Darryl Howard, a longtime friend, said that Mr. Sellier died unexpectedly but he did not specify the cause.
Almost always working independently, Mr. Sellier (pronounced sell-ee-AY) produced, and often wrote and directed, more than 30 movies and over 200 television shows — many with religious themes, some historical and others examining science. But he was best known for writing the 1972 novel “The Life and Times of Grizzly Adams,” which he later adapted for a movie and the television series.
Loosely based on an actual person who escaped into the wilderness in 1853 after being accused of a murder he didn’t commit, Grizzly Adams is a bearded, barrel-chested man (played by Dan Haggerty) who counts among his friends raccoons, skunks, ferrets, deer, coyotes, porcupines, an eagle and, of course, the abandoned grizzly bear cub who matures into a powerful companion named Ben.
Adams’s human companions are an old trader, Mad Jack the Mountain Man (Denver Pyle), and an Indian named Nakoma (Don Shanks). While Grizzly protects the wildlife from harm and aids people coming through the forest, he must watch out for bounty hunters seeking the price on his head.
The series ran on NBC from early 1977 until late 1978, but concluded more definitively with a 1982 television movie, “The Capture of Grizzly Adams,” in which a bounty hunter draws Grizzly back to civilization and Grizzly proves his innocence.

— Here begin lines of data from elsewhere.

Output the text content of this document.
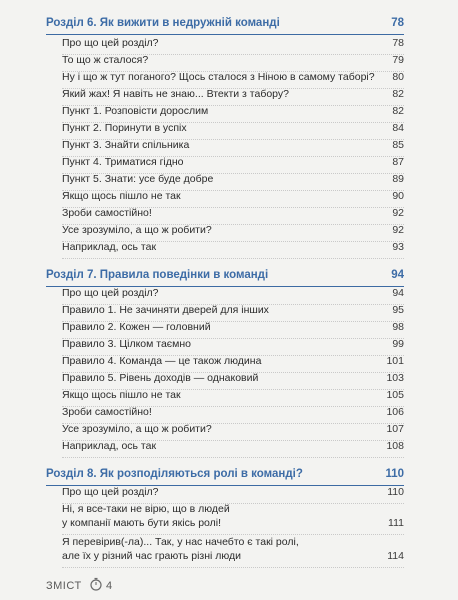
Розділ 6. Як вижити в недружній команді	78
Про що цей розділ?	78
То що ж сталося?	79
Ну і що ж тут поганого? Щось сталося з Ніною в самому таборі? 80
Який жах! Я навіть не знаю... Втекти з табору?	82
Пункт 1. Розповісти дорослим	82
Пункт 2. Поринути в успіх	84
Пункт 3. Знайти спільника	85
Пункт 4. Триматися гідно	87
Пункт 5. Знати: усе буде добре	89
Якщо щось пішло не так	90
Зроби самостійно!	92
Усе зрозуміло, а що ж робити?	92
Наприклад, ось так	93
Розділ 7. Правила поведінки в команді	94
Про що цей розділ?	94
Правило 1. Не зачиняти дверей для інших	95
Правило 2. Кожен — головний	98
Правило 3. Цілком таємно	99
Правило 4. Команда — це також людина	101
Правило 5. Рівень доходів — однаковий	103
Якщо щось пішло не так	105
Зроби самостійно!	106
Усе зрозуміло, а що ж робити?	107
Наприклад, ось так	108
Розділ 8. Як розподіляються ролі в команді?	110
Про що цей розділ?	110
Ні, я все-таки не вірю, що в людей
у компанії мають бути якісь ролі!	111
Я перевірив(-ла)... Так, у нас начебто є такі ролі,
але їх у різний час грають різні люди	114
ЗМІСТ 4
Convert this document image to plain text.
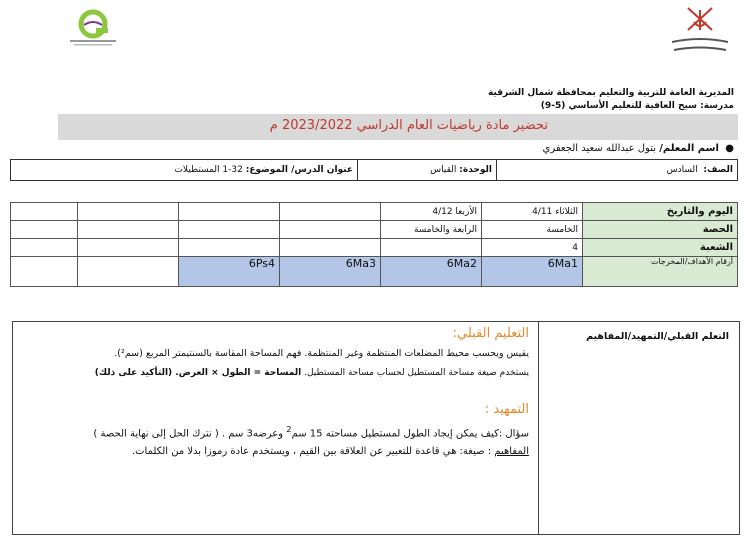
المديرية العامة للتربية والتعليم بمحافظة شمال الشرقية
مدرسة: سيح العافية للتعليم الأساسي (5-9)
تحضير مادة رياضيات العام الدراسي 2023/2022 م
●  اسم المعلم/ بتول عبدالله سعيد الجعفري
الصف:  السادس	الوحدة: القياس	عنوان الدرس/ الموضوع: 32-1 المستطيلات
اليوم والتاريخ	الثلاثاء 4/11	الأربعا 4/12				
الحصة	الخامسة	الرابعة والخامسة				
الشعبة	4					
أرقام الأهداف/المخرجات	6Ma1	6Ma2	6Ma3	6Ps4		
التعلم القبلي/التمهيد/المفاهيم
التعليم القبلي:
يقيس ويحسب محيط المضلعات المنتظمة وغير المنتظمة. فهم المساحة المقاسة بالسنتيمتر المربع (سم²).
يستخدم صيغة مساحة المستطيل لحساب مساحة المستطيل. المساحة = الطول × العرض. (التأكيد على ذلك)
التمهيد :
سؤال :كيف يمكن إيجاد الطول لمستطيل مساحته 15 سم$^2$ وعرضه3 سم . ( نترك الحل إلى نهاية الحصة )
المفاهيم : صيغة: هي قاعدة للتعبير عن العلاقة بين القيم ، ويستخدم عادة رموزا بدلا من الكلمات.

Among Mr. Sellier’s other films, usually as writer and producer, are “In Search of Noah’s Ark,” “In Search of Historic Jesus,” “The Bermuda Triangle” and “The Lincoln Conspiracy,” based on a 1977 book he wrote with David W. Balsiger. The book and movie theorized that Lincoln’s assassination resulted from a conspiracy involving Northern politicians determined to block his lenient Reconstruction policies.
Mr. Sellier’s television shows and mini-series include “Mark Twain’s America,” “George W. Bush: Faith in the White House” and “The Greatest Heroes of the Bible.”

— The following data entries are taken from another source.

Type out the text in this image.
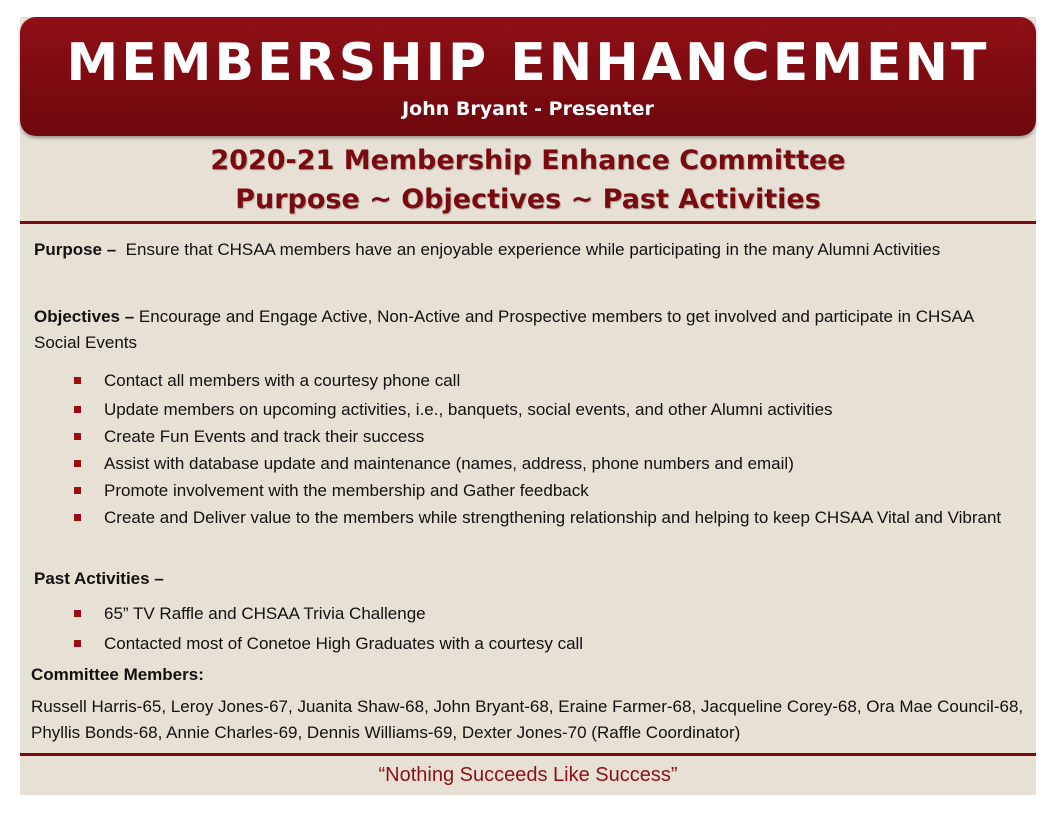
MEMBERSHIP ENHANCEMENT
John Bryant - Presenter
2020-21 Membership Enhance Committee
Purpose ~ Objectives ~ Past Activities
Purpose – Ensure that CHSAA members have an enjoyable experience while participating in the many Alumni Activities
Objectives – Encourage and Engage Active, Non-Active and Prospective members to get involved and participate in CHSAA Social Events
Contact all members with a courtesy phone call
Update members on upcoming activities, i.e., banquets, social events, and other Alumni activities
Create Fun Events and track their success
Assist with database update and maintenance (names, address, phone numbers and email)
Promote involvement with the membership and Gather feedback
Create and Deliver value to the members while strengthening relationship and helping to keep CHSAA Vital and Vibrant
Past Activities –
65” TV Raffle and CHSAA Trivia Challenge
Contacted most of Conetoe High Graduates with a courtesy call
Committee Members:
Russell Harris-65, Leroy Jones-67, Juanita Shaw-68, John Bryant-68, Eraine Farmer-68, Jacqueline Corey-68, Ora Mae Council-68, Phyllis Bonds-68, Annie Charles-69, Dennis Williams-69, Dexter Jones-70 (Raffle Coordinator)
“Nothing Succeeds Like Success”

Charles Edward Sellier Jr. was born in Pascagoula, Miss., on Nov. 9, 1943, the only child of Charles and Gladys Carson Sellier. His father was a shipping clerk working on the Gulf Coast. Mr. Sellier is survived by his wife of 25 years, Julie Magnuson, and a son, William.
Faith suffused his life. “He was born a Cajun Catholic, then became a Mormon and later an evangelical Christian,” Mr. Howard said of his friend. “He was very devout, studied the Bible and prayed every day without fail.”
Still, beyond the religious themes in much of his work, Mr. Sellier saw himself as a pragmatic businessman. He followed market research, he told The New York Times in 2006, producing films because he saw an appetite for them. “You may come back to me in five years and ask, ‘Why is the only thing you make sci-fi movies?’ ” he said.